O fenômeno da desinflação como função da recessão está acontecendo no Brasil pela primeira vez em muitas décadas. O Comitê de Política Monetária do Banco Central, no seu Relatório de Inflação, não vê a curva de Phillips chegando tão cedo ao ponto de equilíbrio.

“O cenário básico do Copom contempla estabilização da atividade econômica no curto prazo e possível retomada gradual ao longo dos próximos trimestres” afirma o relatório. “O nível de ociosidade na economia permanece elevado. Há um processo de desinflação em curso. As projeções produzidas pelo Copom indicam que esse processo deve continuar nos próximos anos. No entanto, a velocidade de desinflação permanece incerta. Expectativas de inflação apuradas pela pesquisa Focus encontram-se em 4,5% para 2018 e 2019. Entretanto, para 2017, essa mesma medida de expectativas encontra-se em 5,1%, ainda acima da meta de 4,5%”.

Também a Secretaria do Tesouro Nacional trabalha com expectativa de baixo crescimento da economia no curto e no médio prazos. O órgão prevê crescimento de 1,2% do PIB em 2017; 2,5%, em 2018, e 2,5%, em 2019. Não há garantias de que essas previsões vão se confirmar.

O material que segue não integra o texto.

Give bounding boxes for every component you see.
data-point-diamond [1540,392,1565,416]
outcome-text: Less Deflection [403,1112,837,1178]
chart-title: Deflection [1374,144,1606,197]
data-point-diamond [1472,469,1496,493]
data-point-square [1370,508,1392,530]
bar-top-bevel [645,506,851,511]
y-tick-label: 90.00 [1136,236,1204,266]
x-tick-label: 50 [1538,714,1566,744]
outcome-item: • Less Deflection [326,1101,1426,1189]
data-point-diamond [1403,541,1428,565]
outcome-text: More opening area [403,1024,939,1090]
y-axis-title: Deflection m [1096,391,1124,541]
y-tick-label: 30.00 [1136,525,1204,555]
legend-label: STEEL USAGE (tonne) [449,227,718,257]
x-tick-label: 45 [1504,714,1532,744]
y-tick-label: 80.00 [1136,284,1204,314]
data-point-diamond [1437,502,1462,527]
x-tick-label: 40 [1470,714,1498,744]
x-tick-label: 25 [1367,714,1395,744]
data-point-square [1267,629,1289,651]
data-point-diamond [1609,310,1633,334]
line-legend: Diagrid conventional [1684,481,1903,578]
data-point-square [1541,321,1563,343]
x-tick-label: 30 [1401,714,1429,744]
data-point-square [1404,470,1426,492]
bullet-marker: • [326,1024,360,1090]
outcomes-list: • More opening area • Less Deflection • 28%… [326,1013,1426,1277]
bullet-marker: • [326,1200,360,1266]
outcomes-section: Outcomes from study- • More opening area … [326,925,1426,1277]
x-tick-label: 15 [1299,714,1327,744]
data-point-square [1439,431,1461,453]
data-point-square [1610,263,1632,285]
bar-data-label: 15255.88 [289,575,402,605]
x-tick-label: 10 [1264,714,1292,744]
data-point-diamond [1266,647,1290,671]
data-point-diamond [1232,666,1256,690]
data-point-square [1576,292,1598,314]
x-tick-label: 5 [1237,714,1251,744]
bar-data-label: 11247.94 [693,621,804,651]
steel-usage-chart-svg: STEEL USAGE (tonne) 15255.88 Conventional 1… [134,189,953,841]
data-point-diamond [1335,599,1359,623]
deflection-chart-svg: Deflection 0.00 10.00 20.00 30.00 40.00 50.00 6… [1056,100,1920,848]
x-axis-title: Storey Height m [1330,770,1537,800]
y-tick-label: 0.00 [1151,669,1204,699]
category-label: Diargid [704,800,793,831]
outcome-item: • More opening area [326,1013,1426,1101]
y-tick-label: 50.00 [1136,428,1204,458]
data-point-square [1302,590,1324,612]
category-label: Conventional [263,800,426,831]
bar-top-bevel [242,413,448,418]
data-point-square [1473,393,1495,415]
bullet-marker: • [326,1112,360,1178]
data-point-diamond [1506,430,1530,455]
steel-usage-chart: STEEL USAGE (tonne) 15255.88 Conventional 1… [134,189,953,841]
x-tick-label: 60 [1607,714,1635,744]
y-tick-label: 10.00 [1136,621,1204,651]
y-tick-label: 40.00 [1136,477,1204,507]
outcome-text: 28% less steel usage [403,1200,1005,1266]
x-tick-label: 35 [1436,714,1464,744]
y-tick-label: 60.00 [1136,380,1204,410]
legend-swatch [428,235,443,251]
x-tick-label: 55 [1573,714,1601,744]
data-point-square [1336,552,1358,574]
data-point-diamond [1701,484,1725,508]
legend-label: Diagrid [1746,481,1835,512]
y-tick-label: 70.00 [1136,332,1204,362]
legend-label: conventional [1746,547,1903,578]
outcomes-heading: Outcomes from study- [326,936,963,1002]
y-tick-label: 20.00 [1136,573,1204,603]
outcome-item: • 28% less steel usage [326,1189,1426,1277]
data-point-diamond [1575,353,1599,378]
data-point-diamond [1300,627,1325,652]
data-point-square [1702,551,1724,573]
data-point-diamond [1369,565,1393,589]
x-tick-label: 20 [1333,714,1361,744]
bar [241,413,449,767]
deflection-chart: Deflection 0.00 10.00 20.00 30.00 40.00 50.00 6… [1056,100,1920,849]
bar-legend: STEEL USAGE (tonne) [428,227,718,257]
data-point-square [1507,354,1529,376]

Talvez as coisas piorem. Economistas das várias escolas keynesianas e nacional desenvolvimentistas são pessimistas. Eles acreditam que a retomada do crescimento econômico – com ou sem inflação – depende de uma política agressiva de investimentos públicos. O que ocorre é justamente o contrário. O Novo Regime Fiscal imposto pela dupla Temer/Meirelles, a que os Estados terão que aderir compulsoriamente, deverá sustentar a recessão. Mesmo que haja recuperação, ela será modesta, conforme admitem as projeções do BC e da STN.

Há um quase consenso entre os economistas brasileiros de que, para a economia atingir seu equilíbrio e prover as demandas sociais resultantes do aumento populacional, nosso PIB teria que crescer a uma taxa média de pelos menos 4%. Abaixo disso é o péssimo de Pareto.

De acordo com a ata da última reunião do Copom, o BC sinaliza que pode “flexibilizar a política monetária”– isto é, rebaixar a Selic – se a inflação continuar caindo. Mas, ao afirmar que a inflação fechará o ano dentro da meta, o sinal não seria o oposto? O sinal não seria de que, para trazer a inflação para dentro da meta, o Copom iria talvez interromper a trajetória de queda da Selic? Saberemos em janeiro, quando o Comitê se reunir.